Disaat senja mulai direnggut waktunya oleh mendung, ada hati yang tak rela, terlebih bagi sebagian para penikmatnya. Ada hati yang resah bilamana senja yang selalu ia tunggu tak kunjung hadir untuk menemani rasa gundahnya setelah melewati hari yang melelahkan. Memang, harapan tak selalu berbanding lurus dengan kenyataan. Kadang juga harapan hanya menghasilkan suatu kegelisahan yang tak karuan.
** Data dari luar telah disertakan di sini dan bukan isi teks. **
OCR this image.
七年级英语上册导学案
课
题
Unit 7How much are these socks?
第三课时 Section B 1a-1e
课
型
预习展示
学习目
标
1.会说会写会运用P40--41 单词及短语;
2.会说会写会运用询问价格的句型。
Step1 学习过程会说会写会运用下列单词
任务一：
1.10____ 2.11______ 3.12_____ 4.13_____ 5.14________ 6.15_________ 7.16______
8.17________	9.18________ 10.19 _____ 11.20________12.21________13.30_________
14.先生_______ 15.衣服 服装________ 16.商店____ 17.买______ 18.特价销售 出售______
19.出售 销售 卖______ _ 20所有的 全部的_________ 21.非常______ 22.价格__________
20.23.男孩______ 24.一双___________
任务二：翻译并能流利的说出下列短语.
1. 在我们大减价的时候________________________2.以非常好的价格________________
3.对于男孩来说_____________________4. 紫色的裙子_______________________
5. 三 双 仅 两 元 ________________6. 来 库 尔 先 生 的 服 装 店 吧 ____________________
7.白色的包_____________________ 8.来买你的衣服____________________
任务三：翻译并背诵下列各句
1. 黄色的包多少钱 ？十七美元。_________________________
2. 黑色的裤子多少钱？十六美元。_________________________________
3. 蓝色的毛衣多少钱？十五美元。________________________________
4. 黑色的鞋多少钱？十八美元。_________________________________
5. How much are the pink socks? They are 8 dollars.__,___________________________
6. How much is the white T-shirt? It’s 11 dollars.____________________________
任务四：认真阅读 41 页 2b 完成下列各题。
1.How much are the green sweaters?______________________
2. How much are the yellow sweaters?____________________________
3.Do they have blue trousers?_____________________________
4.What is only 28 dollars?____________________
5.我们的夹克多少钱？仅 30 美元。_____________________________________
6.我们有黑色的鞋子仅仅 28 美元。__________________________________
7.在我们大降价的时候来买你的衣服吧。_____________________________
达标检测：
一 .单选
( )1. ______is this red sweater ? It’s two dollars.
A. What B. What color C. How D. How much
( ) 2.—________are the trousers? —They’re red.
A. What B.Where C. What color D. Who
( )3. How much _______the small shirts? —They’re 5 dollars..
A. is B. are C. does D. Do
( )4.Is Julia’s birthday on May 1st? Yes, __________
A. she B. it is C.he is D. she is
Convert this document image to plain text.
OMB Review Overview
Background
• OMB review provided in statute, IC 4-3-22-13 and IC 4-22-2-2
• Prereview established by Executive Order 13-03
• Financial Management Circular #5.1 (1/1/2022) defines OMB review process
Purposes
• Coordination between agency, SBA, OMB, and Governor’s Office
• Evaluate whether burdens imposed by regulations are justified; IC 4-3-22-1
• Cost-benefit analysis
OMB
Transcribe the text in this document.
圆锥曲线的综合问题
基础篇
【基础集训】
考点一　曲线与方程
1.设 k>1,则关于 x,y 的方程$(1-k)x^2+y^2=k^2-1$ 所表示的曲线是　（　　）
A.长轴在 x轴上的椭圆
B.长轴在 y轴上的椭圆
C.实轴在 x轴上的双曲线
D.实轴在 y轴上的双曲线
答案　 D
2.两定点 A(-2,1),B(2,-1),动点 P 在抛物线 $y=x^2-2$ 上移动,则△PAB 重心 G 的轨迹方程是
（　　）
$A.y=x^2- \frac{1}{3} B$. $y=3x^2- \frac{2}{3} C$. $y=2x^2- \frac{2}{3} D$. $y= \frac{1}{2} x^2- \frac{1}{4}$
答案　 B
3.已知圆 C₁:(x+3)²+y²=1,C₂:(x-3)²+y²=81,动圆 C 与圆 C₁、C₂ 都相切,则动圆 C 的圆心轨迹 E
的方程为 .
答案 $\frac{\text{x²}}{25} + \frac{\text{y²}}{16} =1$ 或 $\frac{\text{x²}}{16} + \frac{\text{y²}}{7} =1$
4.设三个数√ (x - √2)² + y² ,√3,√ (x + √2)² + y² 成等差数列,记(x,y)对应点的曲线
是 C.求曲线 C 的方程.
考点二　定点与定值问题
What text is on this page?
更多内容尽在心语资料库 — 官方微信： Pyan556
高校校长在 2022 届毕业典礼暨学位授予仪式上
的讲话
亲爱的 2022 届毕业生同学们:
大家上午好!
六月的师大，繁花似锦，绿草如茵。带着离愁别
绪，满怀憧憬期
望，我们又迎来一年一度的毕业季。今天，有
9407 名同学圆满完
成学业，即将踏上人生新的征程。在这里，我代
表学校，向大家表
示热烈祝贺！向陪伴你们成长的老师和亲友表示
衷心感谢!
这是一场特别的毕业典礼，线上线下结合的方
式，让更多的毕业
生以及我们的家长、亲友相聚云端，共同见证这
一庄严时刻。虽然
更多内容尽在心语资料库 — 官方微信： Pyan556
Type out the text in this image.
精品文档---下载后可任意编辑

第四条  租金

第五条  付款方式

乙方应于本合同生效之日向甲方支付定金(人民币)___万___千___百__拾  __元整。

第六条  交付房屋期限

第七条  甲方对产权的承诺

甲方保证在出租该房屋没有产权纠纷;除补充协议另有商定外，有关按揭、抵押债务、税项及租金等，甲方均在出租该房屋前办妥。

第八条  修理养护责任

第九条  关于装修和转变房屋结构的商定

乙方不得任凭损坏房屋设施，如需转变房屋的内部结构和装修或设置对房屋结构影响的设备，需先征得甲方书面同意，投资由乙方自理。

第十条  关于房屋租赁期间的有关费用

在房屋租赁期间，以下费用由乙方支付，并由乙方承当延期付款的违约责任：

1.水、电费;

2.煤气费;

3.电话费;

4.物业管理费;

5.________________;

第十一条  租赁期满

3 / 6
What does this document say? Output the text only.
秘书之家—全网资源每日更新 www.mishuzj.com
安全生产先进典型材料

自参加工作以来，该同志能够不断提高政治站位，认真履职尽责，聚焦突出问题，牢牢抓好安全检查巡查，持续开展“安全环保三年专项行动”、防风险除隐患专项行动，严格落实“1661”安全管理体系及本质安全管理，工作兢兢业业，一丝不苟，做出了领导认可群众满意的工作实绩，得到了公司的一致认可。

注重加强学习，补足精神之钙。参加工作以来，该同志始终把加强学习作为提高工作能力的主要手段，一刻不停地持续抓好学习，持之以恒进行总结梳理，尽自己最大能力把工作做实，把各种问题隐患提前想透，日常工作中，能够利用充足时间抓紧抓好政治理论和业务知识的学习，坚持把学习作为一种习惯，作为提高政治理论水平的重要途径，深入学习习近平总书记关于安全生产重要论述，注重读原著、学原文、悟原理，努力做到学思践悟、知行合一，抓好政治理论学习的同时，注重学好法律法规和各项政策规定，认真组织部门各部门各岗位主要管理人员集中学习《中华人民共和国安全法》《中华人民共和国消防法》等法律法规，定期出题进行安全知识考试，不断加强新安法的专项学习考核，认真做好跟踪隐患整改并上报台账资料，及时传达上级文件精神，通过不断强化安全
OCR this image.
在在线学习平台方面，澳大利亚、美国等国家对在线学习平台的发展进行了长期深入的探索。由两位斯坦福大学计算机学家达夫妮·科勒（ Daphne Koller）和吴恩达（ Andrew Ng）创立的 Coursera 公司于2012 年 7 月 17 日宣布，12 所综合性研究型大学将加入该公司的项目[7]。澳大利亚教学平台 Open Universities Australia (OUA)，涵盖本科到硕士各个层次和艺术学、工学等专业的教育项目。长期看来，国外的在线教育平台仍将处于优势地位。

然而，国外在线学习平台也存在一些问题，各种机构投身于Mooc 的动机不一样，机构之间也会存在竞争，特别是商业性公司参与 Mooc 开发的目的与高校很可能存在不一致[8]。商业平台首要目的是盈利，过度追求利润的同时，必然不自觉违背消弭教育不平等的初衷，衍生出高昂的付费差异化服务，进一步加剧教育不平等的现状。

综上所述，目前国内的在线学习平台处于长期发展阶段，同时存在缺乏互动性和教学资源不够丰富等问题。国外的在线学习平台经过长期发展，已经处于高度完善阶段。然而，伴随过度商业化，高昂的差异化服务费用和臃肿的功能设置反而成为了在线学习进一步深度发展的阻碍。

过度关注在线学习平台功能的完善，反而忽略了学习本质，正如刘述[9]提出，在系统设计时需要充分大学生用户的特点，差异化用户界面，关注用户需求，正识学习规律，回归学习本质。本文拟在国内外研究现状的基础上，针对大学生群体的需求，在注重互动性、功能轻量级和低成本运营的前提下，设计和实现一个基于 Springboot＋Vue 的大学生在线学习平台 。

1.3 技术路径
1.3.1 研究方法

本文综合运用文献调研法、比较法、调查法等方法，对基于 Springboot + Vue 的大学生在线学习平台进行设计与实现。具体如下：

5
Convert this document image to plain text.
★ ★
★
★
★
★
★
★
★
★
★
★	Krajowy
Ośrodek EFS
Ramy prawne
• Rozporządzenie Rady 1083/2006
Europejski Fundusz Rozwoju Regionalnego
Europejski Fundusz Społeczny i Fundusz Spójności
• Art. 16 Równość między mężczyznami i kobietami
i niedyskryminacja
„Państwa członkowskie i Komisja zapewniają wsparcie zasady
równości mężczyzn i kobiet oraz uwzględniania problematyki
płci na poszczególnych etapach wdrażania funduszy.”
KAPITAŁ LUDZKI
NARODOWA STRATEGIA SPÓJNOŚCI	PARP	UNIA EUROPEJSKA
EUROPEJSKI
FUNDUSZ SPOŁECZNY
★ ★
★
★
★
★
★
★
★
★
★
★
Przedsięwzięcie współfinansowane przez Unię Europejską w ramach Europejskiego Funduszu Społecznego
Senjaku hilang, menyisakan sebuah kerinduan yang mendalam. Hanya berteman sepi dibawah nyiur yang tinggi semampai, daunnya melambay-lambay terus merayuku untuk tetap menunggu. Namun, ombak kecil menggelitik dan berbisik menyuruhku untuk pulang. Memang, ada sedikit kebimbangan menggoyahkan sebuah pendirian. Di satu sisi, ada yang merayuku untuk tetap menunggu, di sisi lain ada yang menyuruhku untuk pulang. Dari itu aku sadar, bahwa alam sedang tak memihak kepadaku, ia sedang main-main. Namun, hati kecil ini berbicara untuk pulang, karena sadar bahwa semuanya ini milik Semesta. Aku tak berhak untuk melawan ketentuan-Nya.
Sekarang, aku pulang. Ku serahkan semuanya pada Semesta. Biarkan Semesta yang berbicara akan rasa kehilangan dan kerinduanku ini.